Bei uns steht wieder alles in den Startlöchern für die Frankfurter Buchmesse: Zahlreiche Neuerscheinungen der deutschsprachigen und internationalen Literatur wollen entdeckt werden. Wir haben die Romane zusammengetragen, die unsere Kolleginnen der Presseabteilung jetzt besonders empfehlen. Hier kommt Teil 1 mit Annette Hess, Wolf Wondratschek und dem Kollektiv Weiter Schreiben.
Annette Hess: „Deutsches Haus“

MEIKE BLATNIK
Ihre Fernsehserien sind Kult – mit Weissensee und Kudamm `56 & `59 hat Annette Hess sich in die Herzen eines breiten Publikums geschrieben.

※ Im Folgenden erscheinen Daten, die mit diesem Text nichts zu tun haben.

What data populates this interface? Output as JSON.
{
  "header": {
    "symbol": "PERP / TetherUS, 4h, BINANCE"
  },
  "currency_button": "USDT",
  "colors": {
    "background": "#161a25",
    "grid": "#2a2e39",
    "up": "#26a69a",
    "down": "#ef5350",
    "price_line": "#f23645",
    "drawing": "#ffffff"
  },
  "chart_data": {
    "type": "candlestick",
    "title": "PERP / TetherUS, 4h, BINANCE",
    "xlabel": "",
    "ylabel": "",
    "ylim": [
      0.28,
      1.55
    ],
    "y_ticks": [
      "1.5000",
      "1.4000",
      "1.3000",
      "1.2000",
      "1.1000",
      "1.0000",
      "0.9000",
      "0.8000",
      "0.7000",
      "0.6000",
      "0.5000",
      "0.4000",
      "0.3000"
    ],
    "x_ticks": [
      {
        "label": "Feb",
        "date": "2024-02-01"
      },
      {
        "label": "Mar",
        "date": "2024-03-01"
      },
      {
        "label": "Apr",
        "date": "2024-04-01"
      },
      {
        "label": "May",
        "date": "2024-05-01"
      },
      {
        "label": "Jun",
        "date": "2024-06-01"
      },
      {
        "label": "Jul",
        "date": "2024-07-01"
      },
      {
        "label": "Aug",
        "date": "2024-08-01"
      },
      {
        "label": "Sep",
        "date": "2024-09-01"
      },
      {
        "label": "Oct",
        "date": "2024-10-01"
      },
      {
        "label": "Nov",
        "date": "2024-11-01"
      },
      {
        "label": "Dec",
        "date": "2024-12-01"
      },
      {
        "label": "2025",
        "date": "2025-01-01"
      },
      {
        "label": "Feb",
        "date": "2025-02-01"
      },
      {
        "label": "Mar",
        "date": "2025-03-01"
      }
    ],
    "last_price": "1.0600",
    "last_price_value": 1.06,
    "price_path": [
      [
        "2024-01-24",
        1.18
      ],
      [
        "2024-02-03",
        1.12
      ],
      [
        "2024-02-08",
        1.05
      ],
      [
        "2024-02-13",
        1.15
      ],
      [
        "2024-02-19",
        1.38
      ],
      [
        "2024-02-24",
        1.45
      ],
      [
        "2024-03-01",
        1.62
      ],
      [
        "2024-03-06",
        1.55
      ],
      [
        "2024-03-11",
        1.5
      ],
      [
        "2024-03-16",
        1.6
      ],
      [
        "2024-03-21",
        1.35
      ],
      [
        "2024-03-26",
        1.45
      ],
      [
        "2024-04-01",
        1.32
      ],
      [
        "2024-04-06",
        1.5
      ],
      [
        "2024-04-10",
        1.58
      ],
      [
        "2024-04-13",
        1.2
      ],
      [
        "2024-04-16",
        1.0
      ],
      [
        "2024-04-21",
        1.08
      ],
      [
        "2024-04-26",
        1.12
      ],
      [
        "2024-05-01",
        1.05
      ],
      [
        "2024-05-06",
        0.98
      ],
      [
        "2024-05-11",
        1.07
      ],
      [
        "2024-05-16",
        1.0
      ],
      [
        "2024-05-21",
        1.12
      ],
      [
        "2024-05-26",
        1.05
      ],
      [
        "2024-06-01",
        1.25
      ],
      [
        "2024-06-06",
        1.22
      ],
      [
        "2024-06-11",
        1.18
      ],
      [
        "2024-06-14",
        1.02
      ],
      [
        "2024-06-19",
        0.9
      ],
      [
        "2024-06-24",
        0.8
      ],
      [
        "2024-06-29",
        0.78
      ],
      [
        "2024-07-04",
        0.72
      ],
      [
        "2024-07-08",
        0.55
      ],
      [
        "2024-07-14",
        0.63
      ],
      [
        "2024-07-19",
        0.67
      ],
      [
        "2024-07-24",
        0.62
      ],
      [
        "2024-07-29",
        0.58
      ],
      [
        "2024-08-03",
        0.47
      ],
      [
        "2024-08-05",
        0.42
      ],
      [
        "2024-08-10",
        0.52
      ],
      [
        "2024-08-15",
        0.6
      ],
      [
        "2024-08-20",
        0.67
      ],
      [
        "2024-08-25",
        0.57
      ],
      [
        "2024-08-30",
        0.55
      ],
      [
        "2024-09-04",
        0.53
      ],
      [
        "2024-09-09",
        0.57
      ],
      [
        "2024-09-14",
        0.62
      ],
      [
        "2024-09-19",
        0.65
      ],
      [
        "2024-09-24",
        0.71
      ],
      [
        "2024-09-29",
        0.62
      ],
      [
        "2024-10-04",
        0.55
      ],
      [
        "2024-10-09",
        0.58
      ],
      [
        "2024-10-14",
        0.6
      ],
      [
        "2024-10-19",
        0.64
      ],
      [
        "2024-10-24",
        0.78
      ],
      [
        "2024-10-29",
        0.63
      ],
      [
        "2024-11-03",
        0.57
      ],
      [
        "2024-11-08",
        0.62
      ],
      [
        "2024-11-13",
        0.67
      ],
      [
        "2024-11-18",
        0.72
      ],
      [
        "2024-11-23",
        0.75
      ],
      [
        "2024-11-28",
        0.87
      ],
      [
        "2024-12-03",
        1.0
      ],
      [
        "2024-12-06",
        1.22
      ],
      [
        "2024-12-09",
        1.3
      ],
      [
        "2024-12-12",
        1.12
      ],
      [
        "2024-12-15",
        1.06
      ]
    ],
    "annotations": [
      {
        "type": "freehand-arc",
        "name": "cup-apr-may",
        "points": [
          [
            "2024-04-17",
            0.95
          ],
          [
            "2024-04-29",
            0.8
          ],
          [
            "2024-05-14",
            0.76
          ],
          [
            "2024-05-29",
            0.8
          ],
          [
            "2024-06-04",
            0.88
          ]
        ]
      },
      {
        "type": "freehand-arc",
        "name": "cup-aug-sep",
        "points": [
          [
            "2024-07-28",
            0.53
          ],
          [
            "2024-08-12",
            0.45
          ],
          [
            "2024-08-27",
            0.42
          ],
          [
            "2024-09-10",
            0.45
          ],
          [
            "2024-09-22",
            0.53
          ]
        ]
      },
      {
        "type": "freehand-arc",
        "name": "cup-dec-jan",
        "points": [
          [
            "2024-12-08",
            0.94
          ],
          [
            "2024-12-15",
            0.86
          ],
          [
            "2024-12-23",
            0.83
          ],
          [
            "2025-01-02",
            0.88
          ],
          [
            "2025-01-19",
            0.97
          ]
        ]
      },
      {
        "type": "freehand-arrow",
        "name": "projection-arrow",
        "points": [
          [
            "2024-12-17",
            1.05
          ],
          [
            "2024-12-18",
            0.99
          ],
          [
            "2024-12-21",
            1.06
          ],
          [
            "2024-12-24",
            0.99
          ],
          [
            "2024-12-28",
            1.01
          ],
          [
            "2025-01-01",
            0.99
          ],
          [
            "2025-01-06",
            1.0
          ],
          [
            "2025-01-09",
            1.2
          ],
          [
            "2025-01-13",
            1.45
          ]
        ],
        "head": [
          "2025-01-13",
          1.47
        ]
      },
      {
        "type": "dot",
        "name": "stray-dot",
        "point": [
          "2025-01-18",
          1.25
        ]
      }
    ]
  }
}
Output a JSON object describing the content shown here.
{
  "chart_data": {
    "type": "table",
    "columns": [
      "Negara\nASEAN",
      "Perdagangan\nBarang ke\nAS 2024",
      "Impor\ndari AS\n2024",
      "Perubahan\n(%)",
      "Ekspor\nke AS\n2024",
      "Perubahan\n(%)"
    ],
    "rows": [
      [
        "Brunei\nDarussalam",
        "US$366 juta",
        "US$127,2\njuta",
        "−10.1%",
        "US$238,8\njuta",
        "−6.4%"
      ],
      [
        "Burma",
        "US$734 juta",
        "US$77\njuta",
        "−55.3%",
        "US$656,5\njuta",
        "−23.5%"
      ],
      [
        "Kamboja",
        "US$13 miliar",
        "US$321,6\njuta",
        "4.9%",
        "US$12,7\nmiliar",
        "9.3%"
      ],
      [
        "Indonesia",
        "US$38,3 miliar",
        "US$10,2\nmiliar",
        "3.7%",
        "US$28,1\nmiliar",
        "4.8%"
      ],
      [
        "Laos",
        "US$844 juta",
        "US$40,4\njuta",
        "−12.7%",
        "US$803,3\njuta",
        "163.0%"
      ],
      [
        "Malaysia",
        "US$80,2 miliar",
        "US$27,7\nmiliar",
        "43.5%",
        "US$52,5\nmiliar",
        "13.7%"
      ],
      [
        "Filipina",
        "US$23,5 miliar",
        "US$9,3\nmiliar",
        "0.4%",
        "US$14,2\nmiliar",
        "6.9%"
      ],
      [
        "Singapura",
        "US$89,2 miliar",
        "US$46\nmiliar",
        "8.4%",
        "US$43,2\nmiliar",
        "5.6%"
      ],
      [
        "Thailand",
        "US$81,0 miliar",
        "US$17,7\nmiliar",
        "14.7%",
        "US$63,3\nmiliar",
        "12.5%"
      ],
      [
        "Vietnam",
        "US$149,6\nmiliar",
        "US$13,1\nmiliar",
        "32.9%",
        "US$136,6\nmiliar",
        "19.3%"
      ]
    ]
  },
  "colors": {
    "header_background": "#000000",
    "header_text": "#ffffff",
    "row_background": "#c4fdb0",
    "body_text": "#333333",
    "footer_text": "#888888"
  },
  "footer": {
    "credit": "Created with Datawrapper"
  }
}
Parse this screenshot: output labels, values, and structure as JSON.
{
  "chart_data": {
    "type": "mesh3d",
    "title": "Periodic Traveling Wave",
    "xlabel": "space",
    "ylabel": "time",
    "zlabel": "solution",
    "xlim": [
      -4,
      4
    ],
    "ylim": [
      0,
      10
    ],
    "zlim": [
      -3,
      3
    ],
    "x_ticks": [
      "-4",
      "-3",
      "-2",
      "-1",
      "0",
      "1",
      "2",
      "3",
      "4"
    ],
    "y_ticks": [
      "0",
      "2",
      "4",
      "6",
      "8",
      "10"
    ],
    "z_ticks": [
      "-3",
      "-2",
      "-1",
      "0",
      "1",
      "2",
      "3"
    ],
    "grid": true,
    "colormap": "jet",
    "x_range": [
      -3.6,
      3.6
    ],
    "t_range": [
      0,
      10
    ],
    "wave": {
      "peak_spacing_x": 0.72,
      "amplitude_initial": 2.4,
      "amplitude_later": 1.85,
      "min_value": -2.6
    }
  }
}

Ihr Markenzeichen: Zeitgeschichte erfahrbar machen und dabei gut unterhalten. Wie gut sie das kann, zeigt Hess jetzt in ihrem ersten Roman „Deutsches Haus“. Wieder widmet sie sich einem ernsten, deutschen Thema – den Frankfurter Auschwitzprozessen, die sich ab 1963 um die Aufarbeitung der Gräueltaten der Nationalsozialisten bemühten.
Im Mittelpunkt dieser Familiengeschichte steht die junge Eva, die während des Prozesses dolmetscht. Das, was sie dort zum ersten Mal hört, erschüttert sie zutiefst und stößt viele Fragen an, die die Grundfesten ihrer Familie und ihres bisherigen Lebens ins Wanken bringen. Der Roman zeigt, wie facettenreich das Thema Schuld ist. Der schlichte, schnörkellose Stil der drehbuchgeschulten Autorin besticht durch seine Erzählökonomie: Jede Figur befindet sich an ihrem Platz, die Geschichte ist handlungsgetrieben und szenisch geschrieben und lebt nicht zuletzt von seinem Zeitkolorit. „Deutsches Haus“ von Annette Hess ist ein gelungener Debütroman am Puls der Zeit.
Wolf Wondratschek: „Selbstbild mit russischem Klavier“

CHRISTINE HEINRICH
„Selbstbild mit russischem Klavier“ von Wolf Wondratschek ist ein Roman über die Sehnsucht und Wehmut des Künstlers, eine poetische Reflexion über die Suche nach Wahrheit und Wahrhaftigkeit in der Kunst und eine kleine Philosophie des Lebens.
Dies alles erzählt in einer höchst eleganten Sprache, der es gelingt, präzise und, seinen Gegenstand, seine Themen umspielend, unbestimmt zugleich zu sein – ein Buch, das dafür da ist, langsam, genau, verweilend, genießend, nachdenkend (und, wie der Autor kürzlich sagte, gern mit Bleistift) gelesen zu werden!
Lina Muzur, Annika Reich (Hrsg.): Das Herz verlässt keinen Ort, an dem es hängt

SUSANN BRÜCKNER
Weitermachen, Weiterreden, Weiterschreiben. Das ist der dringliche Appell, den die Texte dieses Bandes senden. Sie bilden einen Dialog über künstlerisches Schaffen im Exil ab. Den führen Autorinnen und Autoren aus Krisengebieten mit namhaften deutschen Schriftstellerinnen und Schriftstellern — unter ihnen Nino Haratischwili, David Wagner und Saša Stanišić. In ihren Gedichten und Prosatexten geht es um Erinnerung und Vergegenwärtigung, Häuser und Wolfsherzen, Verlust und Identität, Liebe und Begehren, Kühlschränke und Küchentische, Hoffnungen und Enttäuschungen.
Aus einer Anthologie darf man sich Lieblingstexte herauspicken. Meiner ist der Text von Samuel Mágó „die ungegossene“. Olga Grjasnowa sagt darüber: Man geht in einem Bild von Chagall spazieren. Ein bemerkenswerter, schöner Spaziergang wäre das, einer durch Gegenwart und Vergangenheit, aus dem man gleichzeitig erschöpft und erholt zurückkehrt.